Si on peut (légitimement) regretter la façon dont le thème a été vulgarisé, presque vandalisé, la dynamique engendrée par ces productions successives a su également donner naissance à quelques projets étonnants, dissonants et toujours intéressants.
Comme d'habitude pour les Sélections UMAC, ne voyez nullement dans ce qui suit un classement de qu'on trouvera de meilleur, mais une présentation rapide d'oeuvres qui nous ont interpellés - et seraient susceptibles d'attirer votre attention.

-- A girl walks home alone at night --

Je décide de commencer très fort avec un de mes chouchous de l'année écoulée, le stupéfiant premier long-métrage de la réalisatrice américano-iranienne produit entre autres par un certain Elijah Wood. Après avoir illuminé quelques festivals par son approche osée, ce mélange de western urbain et de film noir joue en permanence la carte du décalage, situant son action dans une "Bad City" hors du temps au sein de laquelle opère un jeune homme aux allures de James Dean oriental, dont les trafics semblent constamment surveillés par une jeune femme mutique qui ne sort que la nuit et n'hésite pas, tel un spectre vengeur, à s'en prendre à ceux qui enfreindraient une règle qu'elle s'est elle-même imposée.

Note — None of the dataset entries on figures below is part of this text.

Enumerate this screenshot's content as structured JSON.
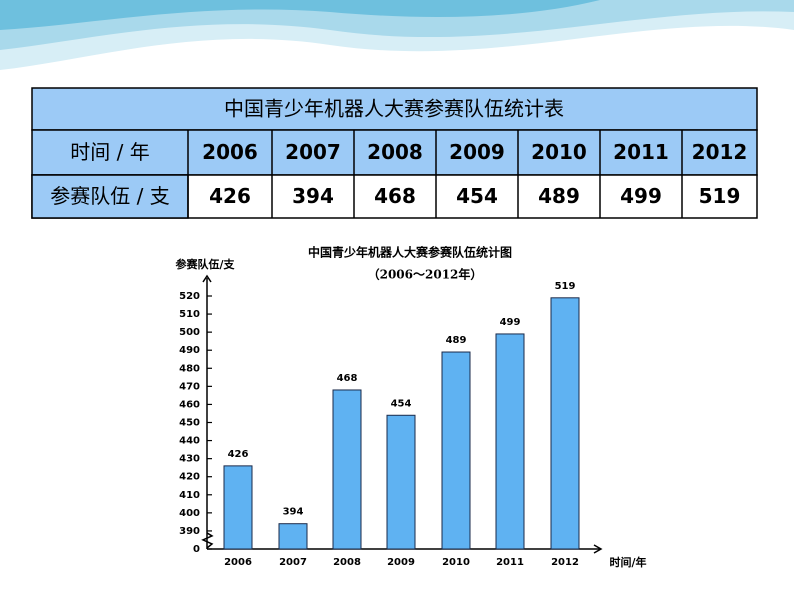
{
  "table": {
    "title": "中国青少年机器人大赛参赛队伍统计表",
    "rows": [
      [
        "时间 / 年",
        "2006",
        "2007",
        "2008",
        "2009",
        "2010",
        "2011",
        "2012"
      ],
      [
        "参赛队伍 / 支",
        "426",
        "394",
        "468",
        "454",
        "489",
        "499",
        "519"
      ]
    ]
  },
  "chart_data": {
    "type": "bar",
    "title": "中国青少年机器人大赛参赛队伍统计图",
    "subtitle": "（2006～2012年）",
    "y_label": "参赛队伍/支",
    "x_label": "时间/年",
    "categories": [
      "2006",
      "2007",
      "2008",
      "2009",
      "2010",
      "2011",
      "2012"
    ],
    "values": [
      426,
      394,
      468,
      454,
      489,
      499,
      519
    ],
    "color": "#5fb2f2",
    "ylim": [
      0,
      520
    ],
    "yticks": [
      0,
      390,
      400,
      410,
      420,
      430,
      440,
      450,
      460,
      470,
      480,
      490,
      500,
      510,
      520
    ],
    "axis_break": true
  }
}
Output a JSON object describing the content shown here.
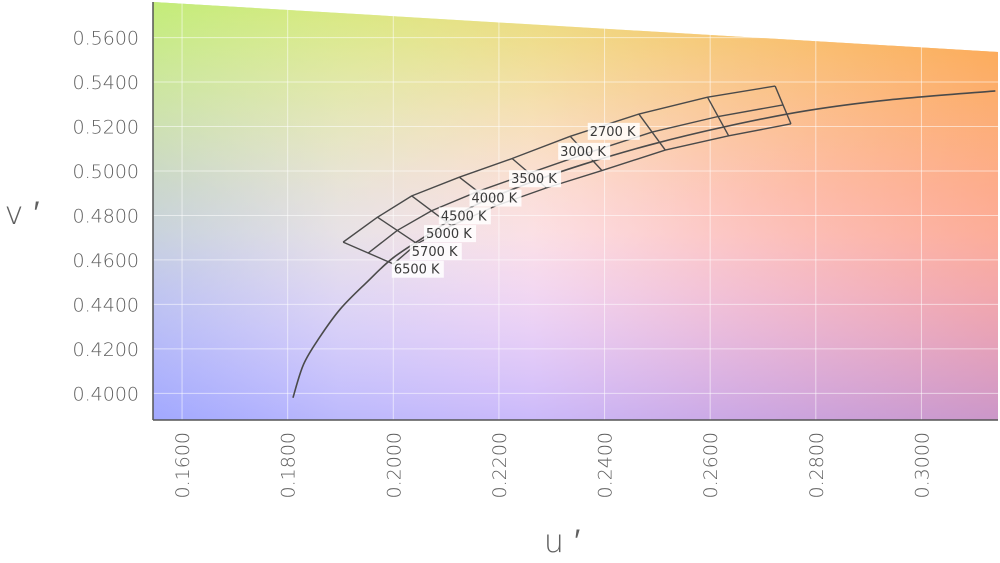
{
  "chart_data": {
    "type": "line",
    "title": "",
    "xlabel": "u ′",
    "ylabel": "v ′",
    "xlim": [
      0.1545,
      0.3145
    ],
    "ylim": [
      0.388,
      0.576
    ],
    "x_ticks": [
      "0.1600",
      "0.1800",
      "0.2000",
      "0.2200",
      "0.2400",
      "0.2600",
      "0.2800",
      "0.3000"
    ],
    "y_ticks": [
      "0.4000",
      "0.4200",
      "0.4400",
      "0.4600",
      "0.4800",
      "0.5000",
      "0.5200",
      "0.5400",
      "0.5600"
    ],
    "grid": true,
    "background": "CIE 1976 u′v′ chromaticity colour gradient",
    "series": [
      {
        "type": "line",
        "color": "#4a4a4a",
        "x": [
          0.181,
          0.183,
          0.186,
          0.19,
          0.195,
          0.2,
          0.207,
          0.215,
          0.225,
          0.236,
          0.249,
          0.263,
          0.278,
          0.294,
          0.314
        ],
        "y": [
          0.398,
          0.413,
          0.425,
          0.438,
          0.45,
          0.461,
          0.472,
          0.484,
          0.494,
          0.503,
          0.512,
          0.52,
          0.527,
          0.532,
          0.536
        ]
      }
    ],
    "cct_quadrangles": {
      "color": "#4a4a4a",
      "temperatures": [
        "6500 K",
        "5700 K",
        "5000 K",
        "4500 K",
        "4000 K",
        "3500 K",
        "3000 K",
        "2700 K"
      ],
      "boundary_outer": {
        "x": [
          0.1905,
          0.197,
          0.2035,
          0.2125,
          0.2225,
          0.2335,
          0.2465,
          0.2595,
          0.2723
        ],
        "y": [
          0.468,
          0.4792,
          0.4888,
          0.4972,
          0.5056,
          0.5156,
          0.5256,
          0.5332,
          0.5382
        ]
      },
      "boundary_inner": {
        "x": [
          0.2,
          0.2045,
          0.211,
          0.2195,
          0.229,
          0.2395,
          0.2515,
          0.2635,
          0.2753
        ],
        "y": [
          0.4582,
          0.4673,
          0.4754,
          0.4844,
          0.4924,
          0.5002,
          0.5094,
          0.5158,
          0.5212
        ]
      }
    },
    "annotations": [
      {
        "text": "6500 K",
        "x": 0.2001,
        "y": 0.4538
      },
      {
        "text": "5700 K",
        "x": 0.2035,
        "y": 0.4618
      },
      {
        "text": "5000 K",
        "x": 0.2062,
        "y": 0.4698
      },
      {
        "text": "4500 K",
        "x": 0.209,
        "y": 0.4778
      },
      {
        "text": "4000 K",
        "x": 0.2148,
        "y": 0.4858
      },
      {
        "text": "3500 K",
        "x": 0.2223,
        "y": 0.4945
      },
      {
        "text": "3000 K",
        "x": 0.2316,
        "y": 0.5068
      },
      {
        "text": "2700 K",
        "x": 0.2372,
        "y": 0.5158
      }
    ]
  }
}
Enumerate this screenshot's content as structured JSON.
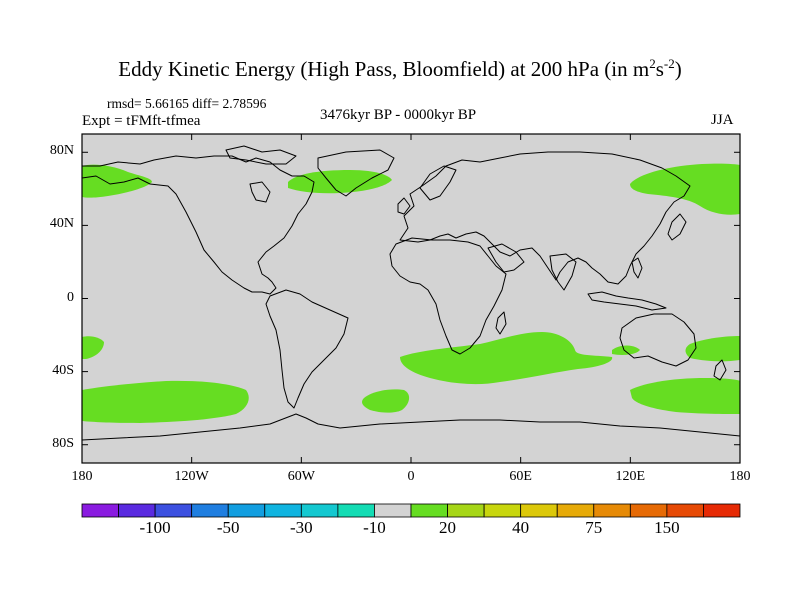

Entre les scènes n'hésitant pas à questionner fortement la légitimité des contraintes imposées par la société patriarcale iranienne et ces dialogues presque subliminaux sur le destin et la fatalité, Ana Lily Amirpour n'oublie jamais de prendre le contrepied des attentes du spectateur, de quelque obédience qu'il soit, tout en affirmant son savoir-faire étonnant dans une réalisation saisissante bien mise en valeur par une photo (un noir et blanc) absolument sublime. Parfois subtilement sauvages, parfois délicatement éthérés, certains plans peuvent vous marquer profondément.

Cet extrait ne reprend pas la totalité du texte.